FYI, I am training the model again, this time in a project which is not nested, just to rule out any funnies with regards to issues with nested projects.
I checked the apiserver.log
file in /opt/clearml/logs
and this appears to be the related error when I try to publish an experiment:
` [2021-06-07 13:43:40,239] [9] [ERROR] [clearml.service_repo] ValidationError (Task:8a4a13bad8334d8bb53d7edb61671ba9) (setup_shell_script.StringField only accepts string values: ['container'])
Traceback (most recent call last):
File "/opt/clearml/apiserver/bll/task/task_operations.py", line 325, in publish_task
raise ex
File "/opt/clearml/apiserver/bll/task/task_operations.py", line 301, in publish_task
task.save()
File "/usr/local/lib/python3.6/site-packages/mongoengine/document.py", line 392, in save
self.validate(clean=clean)
File "/usr/local/lib/python3.6/site-packages/mongoengine/base/document.py", line 450, in validate
raise ValidationError(message, errors=errors)
mongoengine.errors.ValidationError: ValidationError (Task:8a4a13bad8334d8bb53d7edb61671ba9) (setup_shell_script.StringField only accepts string values: ['container'])
During handling of the above exception, another exception occurred:
Traceback (most recent call last):
File "/opt/clearml/apiserver/service_repo/service_repo.py", line 277, in handle_call
ret = endpoint.func(call, company, call.data_model)
File "/opt/clearml/apiserver/services/tasks.py", line 1131, in publish_many
ids=request.ids,
File "/opt/clearml/apiserver/bll/util.py", line 122, in run_batch_operation
results.append((_id, func(_id)))
File "/opt/clearml/apiserver/bll/task/task_operations.py", line 329, in publish_task
task.save()
File "/usr/local/lib/python3.6/site-packages/mongoengine/document.py", line 392, in save
self.validate(clean=clean)
File "/usr/local/lib/python3.6/site-packages/mongoengine/base/document.py", line 450, in validate
raise ValidationError(message, errors=errors)
mongoengine.errors.ValidationError: ValidationError (Task:8a4a13bad8334d8bb53d7edb61671ba9) (setup_shell_script.StringField only accepts string values: ['container']) `
Hi VivaciousPenguin66 , this looks like an internal error indeed...
Can you check the browser's "Developer Tools/Network" section and see the exactly API call that's failing? (including the payload sent ion the request)
Are you using a self-hosted server?
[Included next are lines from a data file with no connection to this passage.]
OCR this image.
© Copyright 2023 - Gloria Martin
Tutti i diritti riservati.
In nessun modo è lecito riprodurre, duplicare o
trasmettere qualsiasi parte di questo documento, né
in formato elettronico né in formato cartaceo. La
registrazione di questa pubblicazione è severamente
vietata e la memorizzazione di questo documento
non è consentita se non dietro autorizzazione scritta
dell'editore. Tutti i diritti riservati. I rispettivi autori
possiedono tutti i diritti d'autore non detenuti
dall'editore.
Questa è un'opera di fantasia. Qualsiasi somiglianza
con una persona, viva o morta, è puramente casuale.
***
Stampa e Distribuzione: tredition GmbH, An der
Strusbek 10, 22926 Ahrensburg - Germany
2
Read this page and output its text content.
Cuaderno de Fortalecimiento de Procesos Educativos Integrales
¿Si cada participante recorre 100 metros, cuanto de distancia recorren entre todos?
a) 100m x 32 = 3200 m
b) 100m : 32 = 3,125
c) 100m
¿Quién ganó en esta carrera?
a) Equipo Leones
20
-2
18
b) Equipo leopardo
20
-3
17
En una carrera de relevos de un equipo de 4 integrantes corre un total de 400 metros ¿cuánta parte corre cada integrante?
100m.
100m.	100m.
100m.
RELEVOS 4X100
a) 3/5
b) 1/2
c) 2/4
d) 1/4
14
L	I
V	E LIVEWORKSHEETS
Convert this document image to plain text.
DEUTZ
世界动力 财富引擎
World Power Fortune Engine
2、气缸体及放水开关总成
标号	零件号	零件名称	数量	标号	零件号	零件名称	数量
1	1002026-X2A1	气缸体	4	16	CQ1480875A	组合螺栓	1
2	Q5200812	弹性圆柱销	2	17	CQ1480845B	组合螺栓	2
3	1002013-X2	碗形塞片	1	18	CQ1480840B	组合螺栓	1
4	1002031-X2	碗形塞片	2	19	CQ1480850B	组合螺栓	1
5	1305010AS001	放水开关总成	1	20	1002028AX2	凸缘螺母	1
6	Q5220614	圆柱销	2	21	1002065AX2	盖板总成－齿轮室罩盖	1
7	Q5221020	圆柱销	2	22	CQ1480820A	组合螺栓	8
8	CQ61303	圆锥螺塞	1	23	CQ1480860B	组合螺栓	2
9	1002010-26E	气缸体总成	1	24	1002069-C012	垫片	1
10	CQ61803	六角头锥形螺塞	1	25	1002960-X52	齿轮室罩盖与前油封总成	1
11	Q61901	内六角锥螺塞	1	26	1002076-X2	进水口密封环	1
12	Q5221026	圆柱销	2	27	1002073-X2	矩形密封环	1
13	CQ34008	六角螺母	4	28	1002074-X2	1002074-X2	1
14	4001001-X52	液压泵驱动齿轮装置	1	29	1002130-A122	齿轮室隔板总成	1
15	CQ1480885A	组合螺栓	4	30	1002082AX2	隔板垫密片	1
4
If so, what's the version? I have a feeling you're running v1.0.1 or v1.0.0 (as the "newer version" message on the top indicates). This error looks exactly like what was fixed on v1.0.2... (see https://clear.ml/docs/latest/docs/release_notes/ver_1_0#clearml-server-102 )
Hi SuccessfulKoala55
Thanks for the input.
I was actually about to grab the new docker_compose.yml
and pull the new images.
Weirdly it was working before, so what's changed?
I don't believe I've updated the agents or the clearml sdk on the experiment submission vm either.
I will definitely update the server now, and report back.
Well, I'm not sure, but this error is related to a null
value sent as the task's container
field (which should be perfectly legal, of course)
SuccessfulKoala55
Good news!
It looks like pulling the new clearml-server
version has solved the problem.
I can happily publish models.
Interestingly, I was able to publish models before using this server, so I must have inadvertently updated something that has caused a conflict.